Lets try changing it.
with tempfile.TemporaryDirectory() as directory:
metadata_file = Path(directory) / "kernel-metadata.json"
metadata_file.write_text(json.dumps({
"id": "matthewfranglen/test-kernel",
"title": "test-kernel",
"code_file": "test.py",
"language": "python",
"kernel_type": "script",
"is_private": True,
"enable_gpu": False,
"enable_internet": False,
"competition_sources": ["hubmap-kidney-segmentation"],
}))
script_file = Path(directory) / "test.py"

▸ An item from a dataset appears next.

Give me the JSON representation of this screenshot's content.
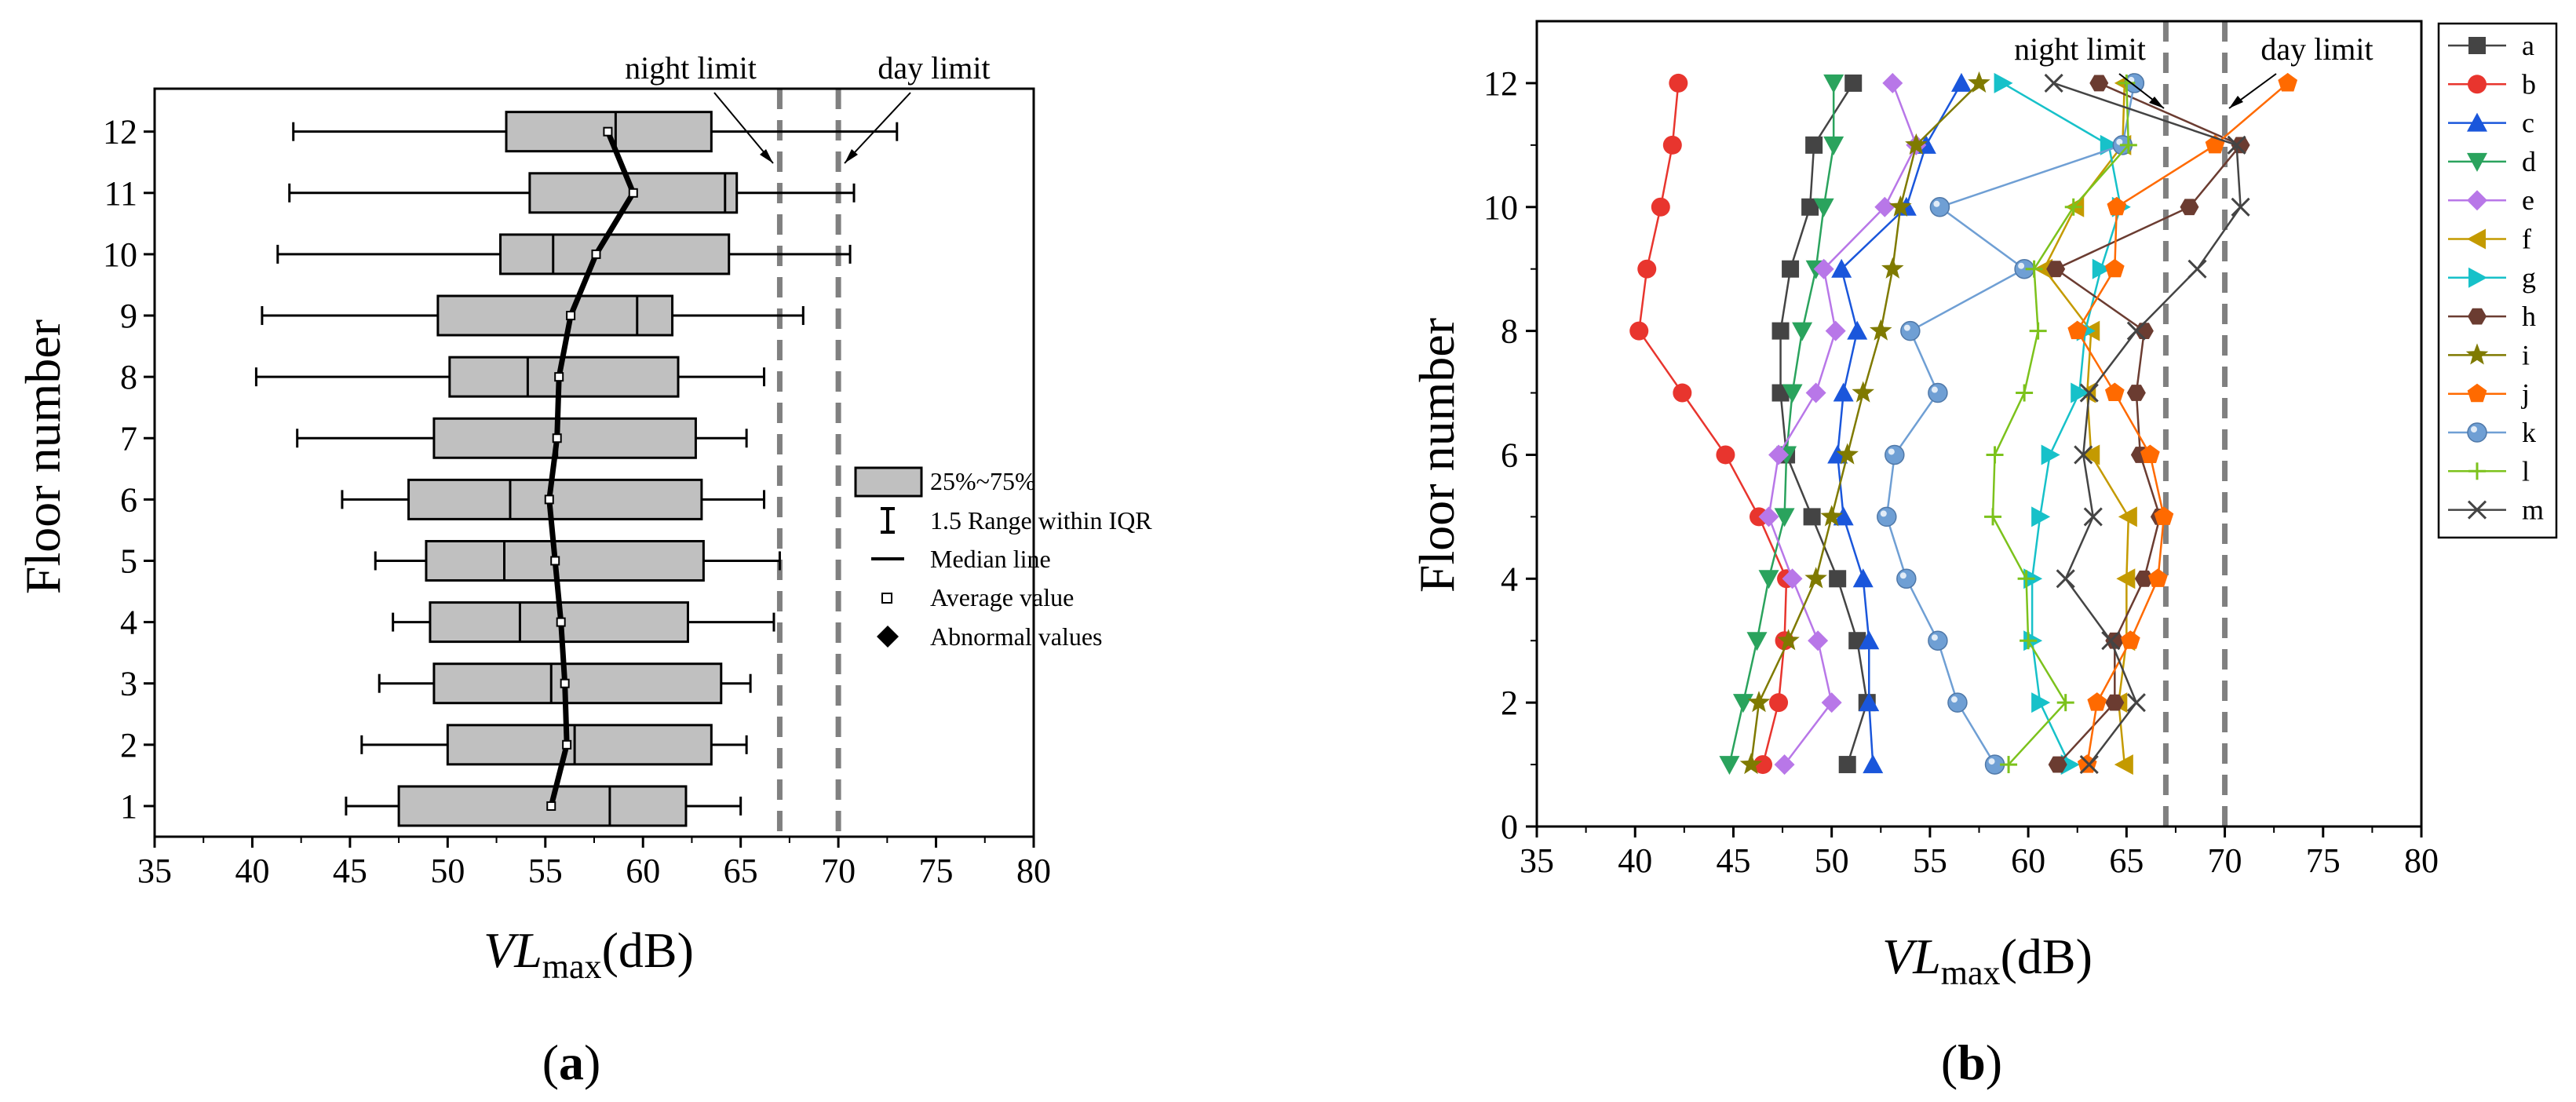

script_file.write_text("""
from pathlib import Path
Path("/kaggle/working/output.txt").write_text("goodbye cruel world!")
""")
response = %sx ! kaggle kernels push --path {directory}
print(response)
['Kernel version 2 successfully pushed. Please check progress at https://www.kaggle.com/matthewfranglen/test-kernel']
Once again it has worked!
This actually seems quite straightforward.
As far as integrating this with git - I don’t think it’s possible. The kaggle API cannot reasonably be added as a remote as it has rather different behaviour. While a push hook could be used to keep the Kaggle kernel up to date, I think I would rather use a make target to manually update it.
If only there was a way to handle multiple files in a kernel, then working with Kaggle would integrate much more tightly with my existing workflow. Perhaps I can create an auto script smasher that puts all of the different files into one? Something for another day I think.